Não existe uma regra única, mas uma sugestão é organizar a semana por áreas. Em um dia, você prioriza Linguagens; em outro, Humanas; depois, Natureza; e reserva um dia para Matemática e outro para redação e leituras. Assim, ao longo de uma semana, todas as matérias passam pela sua cabeça.
Em termos de tempo, duas a três horas de estudo por dia, bem usadas, já fazem diferença. Você pode começar sempre revisando rapidamente o que viu no dia anterior, estudar teoria com exercícios na sequência e fechar com um bloco de prática mais intensa ou com produção de texto.
Lembre-se de adaptar esse modelo à sua realidade: escola, cursinho, trabalho, tempo de deslocamento… o importante é que o plano seja real e que você consiga manter a constância.

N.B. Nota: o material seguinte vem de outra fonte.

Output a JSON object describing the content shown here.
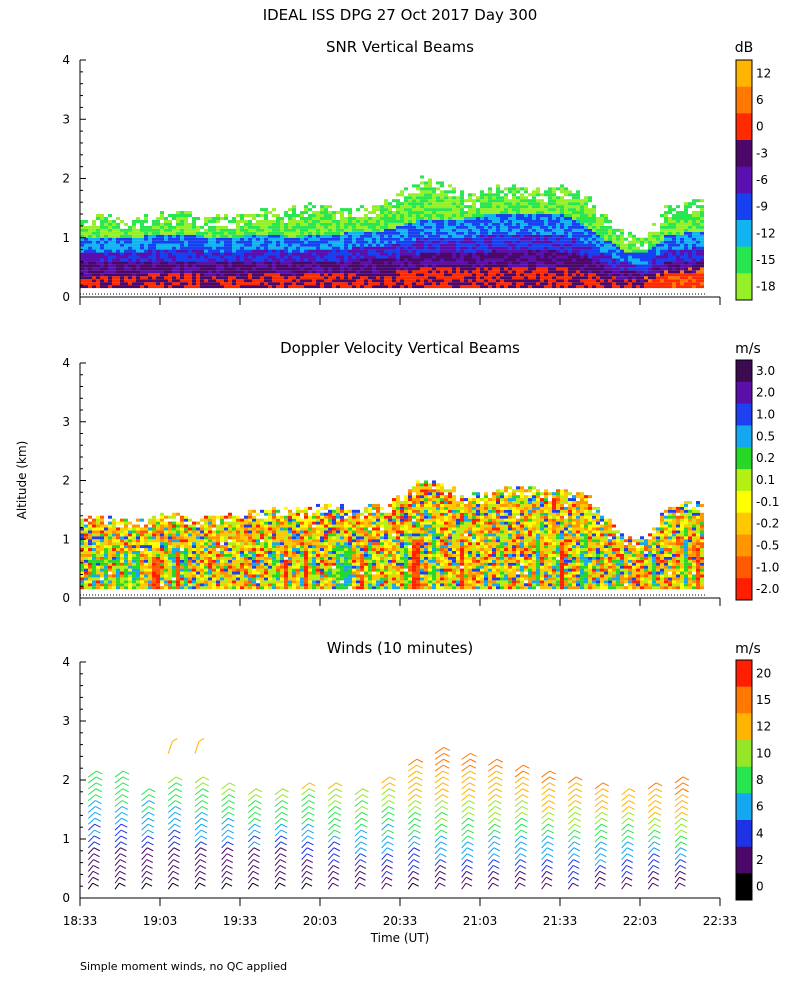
{
  "title": "IDEAL ISS DPG  27 Oct 2017 Day 300",
  "ylabel": "Altitude (km)",
  "xlabel": "Time (UT)",
  "footnote": "Simple moment winds, no QC applied",
  "yticks": [
    "0",
    "1",
    "2",
    "3",
    "4"
  ],
  "xticks": [
    "18:33",
    "19:03",
    "19:33",
    "20:03",
    "20:33",
    "21:03",
    "21:33",
    "22:03",
    "22:33"
  ],
  "chart_data": [
    {
      "type": "heatmap",
      "title": "SNR Vertical Beams",
      "units": "dB",
      "ylim": [
        0,
        4
      ],
      "xlim": [
        "18:33",
        "22:33"
      ],
      "colorbar": {
        "labels": [
          "12",
          "6",
          "0",
          "-3",
          "-6",
          "-9",
          "-12",
          "-15",
          "-18"
        ],
        "colors": [
          "#FFB400",
          "#FF7800",
          "#FF2A00",
          "#4B0868",
          "#5A10B0",
          "#1640F0",
          "#10B4F0",
          "#28E650",
          "#96F028"
        ]
      },
      "profile_top_km": [
        1.35,
        1.35,
        1.3,
        1.3,
        1.4,
        1.4,
        1.35,
        1.35,
        1.4,
        1.45,
        1.5,
        1.5,
        1.55,
        1.5,
        1.5,
        1.55,
        1.8,
        2.0,
        1.9,
        1.7,
        1.75,
        1.85,
        1.85,
        1.8,
        1.85,
        1.75,
        1.35,
        1.05,
        1.0,
        1.5,
        1.6,
        1.6
      ],
      "top_band_km": [
        1.0,
        1.0,
        1.0,
        1.0,
        1.05,
        1.05,
        1.0,
        1.0,
        1.0,
        1.05,
        1.0,
        1.0,
        1.05,
        1.05,
        1.1,
        1.1,
        1.2,
        1.3,
        1.3,
        1.3,
        1.35,
        1.4,
        1.4,
        1.4,
        1.35,
        1.2,
        0.95,
        0.75,
        0.7,
        1.0,
        1.05,
        1.1
      ]
    },
    {
      "type": "heatmap",
      "title": "Doppler Velocity Vertical Beams",
      "units": "m/s",
      "ylim": [
        0,
        4
      ],
      "xlim": [
        "18:33",
        "22:33"
      ],
      "colorbar": {
        "labels": [
          "3.0",
          "2.0",
          "1.0",
          "0.5",
          "0.2",
          "0.1",
          "-0.1",
          "-0.2",
          "-0.5",
          "-1.0",
          "-2.0"
        ],
        "colors": [
          "#3C0A4E",
          "#5A10A8",
          "#1E40F0",
          "#14A8F0",
          "#28D828",
          "#B4F014",
          "#FFFF00",
          "#FFC800",
          "#FF9600",
          "#FF5A00",
          "#FF1E00"
        ]
      },
      "profile_top_km": [
        1.35,
        1.35,
        1.3,
        1.3,
        1.4,
        1.4,
        1.35,
        1.35,
        1.4,
        1.45,
        1.5,
        1.5,
        1.55,
        1.5,
        1.5,
        1.55,
        1.8,
        2.0,
        1.9,
        1.7,
        1.75,
        1.85,
        1.85,
        1.8,
        1.85,
        1.75,
        1.35,
        1.05,
        1.0,
        1.5,
        1.6,
        1.6
      ]
    },
    {
      "type": "wind-barbs",
      "title": "Winds (10 minutes)",
      "units": "m/s",
      "ylim": [
        0,
        4
      ],
      "xlim": [
        "18:33",
        "22:33"
      ],
      "colorbar": {
        "labels": [
          "20",
          "15",
          "12",
          "10",
          "8",
          "6",
          "4",
          "2",
          "0"
        ],
        "colors": [
          "#FF1E00",
          "#FF7800",
          "#FFB400",
          "#96E628",
          "#28E650",
          "#14A8F0",
          "#1E32E6",
          "#4B0868",
          "#000000"
        ]
      },
      "profile_times": [
        "18:38",
        "18:48",
        "18:58",
        "19:08",
        "19:18",
        "19:28",
        "19:38",
        "19:48",
        "19:58",
        "20:08",
        "20:18",
        "20:28",
        "20:38",
        "20:48",
        "20:58",
        "21:08",
        "21:18",
        "21:28",
        "21:38",
        "21:48",
        "21:58",
        "22:08",
        "22:18"
      ],
      "profile_top_km": [
        2.1,
        2.1,
        1.8,
        2.0,
        2.0,
        1.9,
        1.8,
        1.8,
        1.9,
        1.9,
        1.8,
        2.0,
        2.3,
        2.5,
        2.4,
        2.3,
        2.2,
        2.1,
        2.0,
        1.9,
        1.8,
        1.9,
        2.0
      ]
    }
  ]
}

Saúde emocional também conta para passar na USP
A Fuvest é puxada, sim. A pressão é grande, sim. Mas você não é uma máquina. Cuidar da saúde emocional não é luxo, é parte da preparação.
Dormir bem, comer direito, fazer algum exercício físico, ter momentos de descanso e pedir ajuda quando estiver sobrecarregada fazem diferença direta no seu desempenho. Ansiedade alta derruba a concentração, atrapalha a memória e pode fazer você "branco" na hora da prova.
Tente encarar o processo como um caminho de amadurecimento, não só como "tudo ou nada". Passar na USP é um objetivo totalmente possível, mas o que você aprende se organizando, estudando com constância e cuidando de si mesma vai acompanhar você por toda a vida acadêmica.
Recado final pra quem sonha com a USP
Se a USP está no seu radar para 2027, o melhor momento para começar é agora, com o que você tem e de onde você está. Entenda a Fuvest, conheça o seu jeito de estudar, monte um plano que caiba na sua rotina e vá ajustando no caminho.
Não é sobre perfeição, é sobre constância. Cada página lida, cada questão resolvida, cada redação escrita é um passinho a mais na direção da sua vaga. E você merece se ver lá dentro.